Télétravail : les sujets qui divisent encore
2021-11-01
Un mode de travail qui laisse en suspens quelques questions délicates
Installé pour durer, ce mode de travail - qui touche 46 % des salariés en France - laisse en suspens quelques questions délicates. A régler, pour certains, par le dialogue social et l'épreuve du terrain, ou bien, pour d'autres, par la voie réglementaire ou législative.
A l'heure où les négociations salariales s'engagent, il apparaît, chez les salariés, que la question de la qualité de leur vie professionnelle rejoint, en importance, celle du salaire. « En France, 46 % télétravaillent dont 39 % en hybride et 7 % à 100 % », indique la 8e vague du Baromètre réalisé par OpinionWay pour Empreinte Humaine. Officialisée fin août dernier par la ministre du Travail Elisabeth Borne, la fin du télétravail imposé a cédé le pas à une forme modérée et cadrée de travail à distance.

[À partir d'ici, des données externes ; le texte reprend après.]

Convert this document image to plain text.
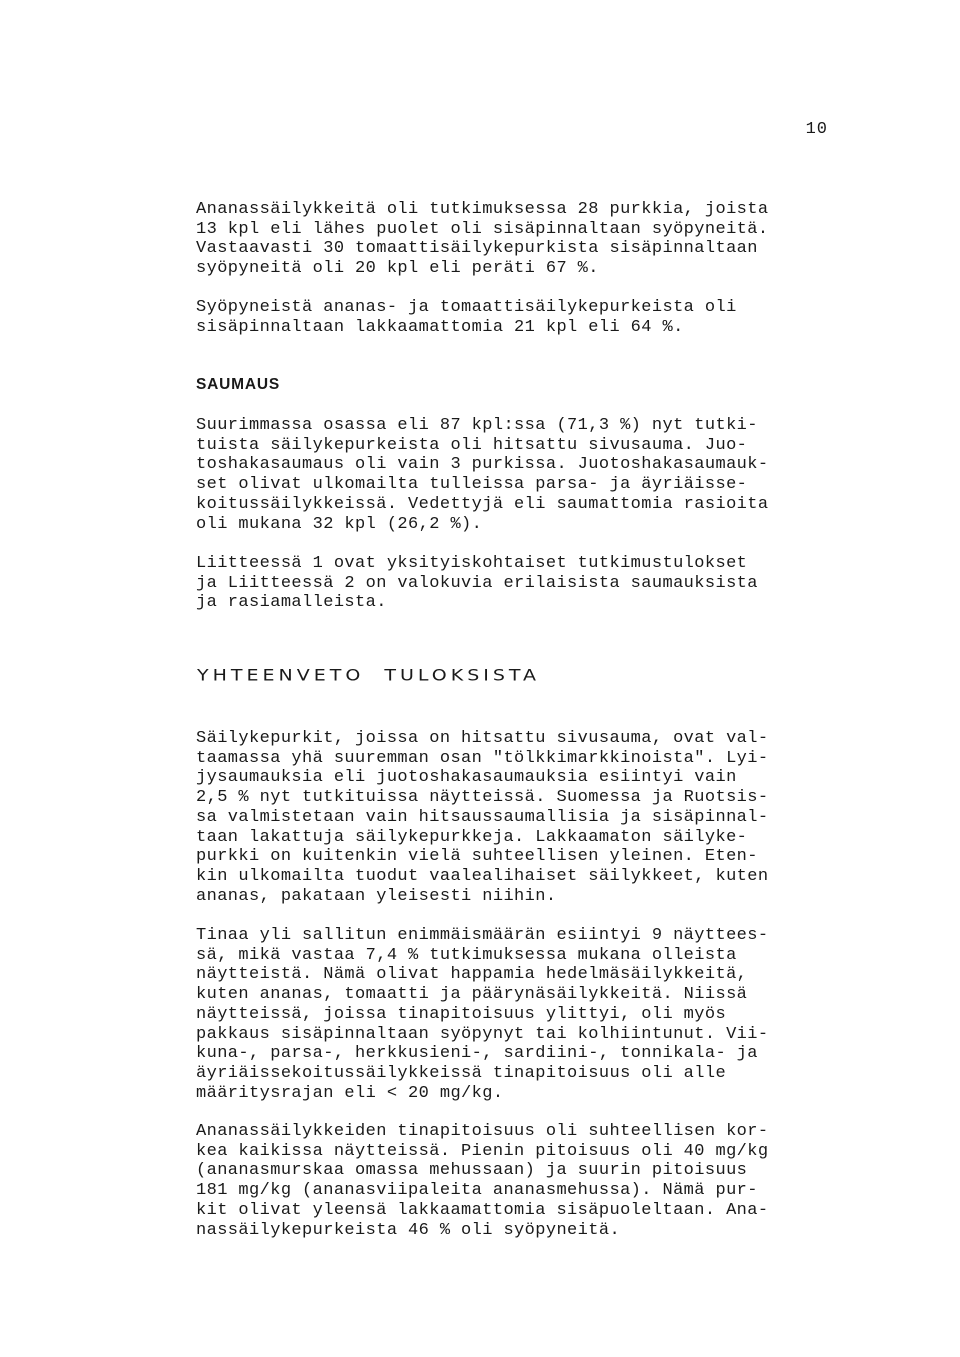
10

Ananassäilykkeitä oli tutkimuksessa 28 purkkia, joista
13 kpl eli lähes puolet oli sisäpinnaltaan syöpyneitä.
Vastaavasti 30 tomaattisäilykepurkista sisäpinnaltaan
syöpyneitä oli 20 kpl eli peräti 67 %.

Syöpyneistä ananas- ja tomaattisäilykepurkeista oli
sisäpinnaltaan lakkaamattomia 21 kpl eli 64 %.

SAUMAUS

Suurimmassa osassa eli 87 kpl:ssa (71,3 %) nyt tutki-
tuista säilykepurkeista oli hitsattu sivusauma. Juo-
toshakasaumaus oli vain 3 purkissa. Juotoshakasaumauk-
set olivat ulkomailta tulleissa parsa- ja äyriäisse-
koitussäilykkeissä. Vedettyjä eli saumattomia rasioita
oli mukana 32 kpl (26,2 %).

Liitteessä 1 ovat yksityiskohtaiset tutkimustulokset
ja Liitteessä 2 on valokuvia erilaisista saumauksista
ja rasiamalleista.

YHTEENVETO  TULOKSISTA

Säilykepurkit, joissa on hitsattu sivusauma, ovat val-
taamassa yhä suuremman osan "tölkkimarkkinoista". Lyi-
jysaumauksia eli juotoshakasaumauksia esiintyi vain
2,5 % nyt tutkituissa näytteissä. Suomessa ja Ruotsis-
sa valmistetaan vain hitsaussaumallisia ja sisäpinnal-
taan lakattuja säilykepurkkeja. Lakkaamaton säilyke-
purkki on kuitenkin vielä suhteellisen yleinen. Eten-
kin ulkomailta tuodut vaalealihaiset säilykkeet, kuten
ananas, pakataan yleisesti niihin.

Tinaa yli sallitun enimmäismäärän esiintyi 9 näyttees-
sä, mikä vastaa 7,4 % tutkimuksessa mukana olleista
näytteistä. Nämä olivat happamia hedelmäsäilykkeitä,
kuten ananas, tomaatti ja päärynäsäilykkeitä. Niissä
näytteissä, joissa tinapitoisuus ylittyi, oli myös
pakkaus sisäpinnaltaan syöpynyt tai kolhiintunut. Vii-
kuna-, parsa-, herkkusieni-, sardiini-, tonnikala- ja
äyriäissekoitussäilykkeissä tinapitoisuus oli alle
määritysrajan eli < 20 mg/kg.

Ananassäilykkeiden tinapitoisuus oli suhteellisen kor-
kea kaikissa näytteissä. Pienin pitoisuus oli 40 mg/kg
(ananasmurskaa omassa mehussaan) ja suurin pitoisuus
181 mg/kg (ananasviipaleita ananasmehussa). Nämä pur-
kit olivat yleensä lakkaamattomia sisäpuoleltaan. Ana-
nassäilykepurkeista 46 % oli syöpyneitä.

Et tout le monde s'accorde pour dire que le télétravail - pour les 46 % de salariés qu'il concerne, selon le Baromètre - va durablement s'inscrire, au sein d'un mode de collaboration hybride, dans le vaste mouvement de transformation qui saisit les entreprises.
Considérant l'urgent besoin de reformer un collectif professionnel et les attentes des salariés en termes de flexibilité et d'autonomie, les accord d'entreprises issus de la négociation collective, les chartes prévoyant l'organisation unilatérale du télétravail par l'employeur, les accords de gré à gré avec les salariés dont les clauses sont intégrées aux contrat de travail tout comme les accords oraux ou par e-mail, également possibles, ont en moyenne opté pour deux jours hebdomadaires de télétravail. Cependant, sous certains aspects, la mise en oeuvre du dispositif pose quelques difficultés et soulève déjà nombre de questions. Et pas des moindres.

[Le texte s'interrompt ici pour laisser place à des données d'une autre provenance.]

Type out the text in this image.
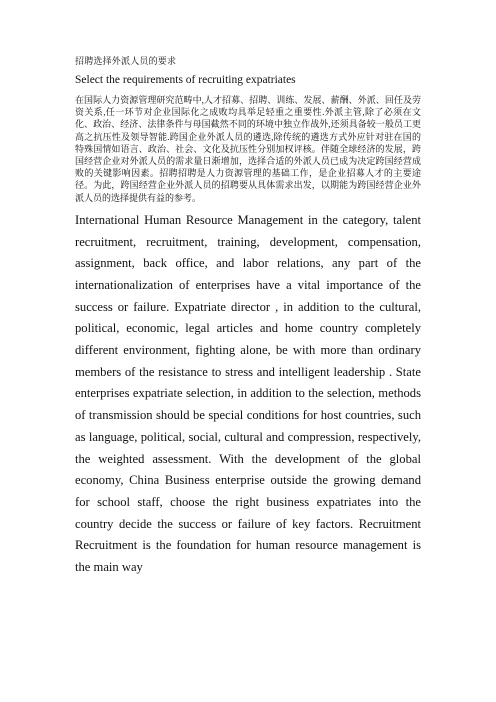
招聘选择外派人员的要求
Select the requirements of recruiting expatriates
在国际人力资源管理研究范畴中,人才招募、招聘、训练、发展、薪酬、外派、回任及劳资关系,任一环节对企业国际化之成败均具举足轻重之重要性.外派主管,除了必须在文化、政治、经济、法律条件与母国截然不同的环境中独立作战外,还须具备较一般员工更高之抗压性及领导智能.跨国企业外派人员的遴选,除传统的遴选方式外应针对驻在国的特殊国情如语言、政治、社会、文化及抗压性分别加权评核。伴随全球经济的发展，跨国经营企业对外派人员的需求量日渐增加，选择合适的外派人员已成为决定跨国经营成败的关键影响因素。招聘招聘是人力资源管理的基础工作，是企业招募人才的主要途径。为此，跨国经营企业外派人员的招聘要从具体需求出发，以期能为跨国经营企业外派人员的选择提供有益的参考。
International Human Resource Management in the category, talent recruitment, recruitment, training, development, compensation, assignment, back office, and labor relations, any part of the internationalization of enterprises have a vital importance of the success or failure. Expatriate director , in addition to the cultural, political, economic, legal articles and home country completely different environment, fighting alone, be with more than ordinary members of the resistance to stress and intelligent leadership . State enterprises expatriate selection, in addition to the selection, methods of transmission should be special conditions for host countries, such as language, political, social, cultural and compression, respectively, the weighted assessment. With the development of the global economy, China Business enterprise outside the growing demand for school staff, choose the right business expatriates into the country decide the success or failure of key factors. Recruitment Recruitment is the foundation for human resource management is the main way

Quid d'un talent qu'on ne verrait jamais ?
Selon la dernière étude de l'Association nationale des directeurs/directrices des ressources humaines (ANDRH), 15 % des DRH rencontrent des difficultés dans la mise en œuvre de leur accord de télétravail. Des télétravailleurs manifestent une « opposition » face aux impératifs organisationnels et font des difficultés pour regagner le bureau. Et 12 % des salariés sondés par Ipsos/Empreinte Humaine ne seraient toujours pas retournés au bureau depuis le début de la crise ; « leur niveau de détresse psychologique étant de 56 % pour ces derniers contre 36 % quand ils y sont retournés ».
Le risque est grand que ces salariés ne voient plus leur entreprise que comme « un service immatériel et interchangeable », avertit Emmanuelle Pays, DRH d'Extia. « Attention à ce que le distanciel ne se confonde pas avec une distanciation à l'égard du travail, met en garde Valérie Meimoun Hayat, avocate en droit du travail, associée du cabinet HMS. Sauf cas médical spécifique concernant un proche ou lui-même, le salarié ne peut pas refuser un retour au moins partiel au bureau à l'issue de la crise sanitaire. » Certes, pérenniser le télétravail garantit l'attraction de talents. « Mais à 100 % ? Quid d'un talent qu'on ne verrait jamais ? L'entreprise, ce n'est pas seulement de la production, c'est aussi des interactions », rappelle Benoît Serre, vice-président délégué de l'ANDRH. « Les métiers les plus 'télétravaillables' sont les digitaux, ceux dont on a justement besoin. Les soumettre à du télétravail à 100 %, c'est ouvrir la porte à la délocalisation et la concurrence mondiale », poursuit celui qui est aussi DRH France de L'Oréal. Dans un tel contexte, la France, avec ses coûts salariaux élevés et son modèle social très protecteur, serait à tous les coups perdante.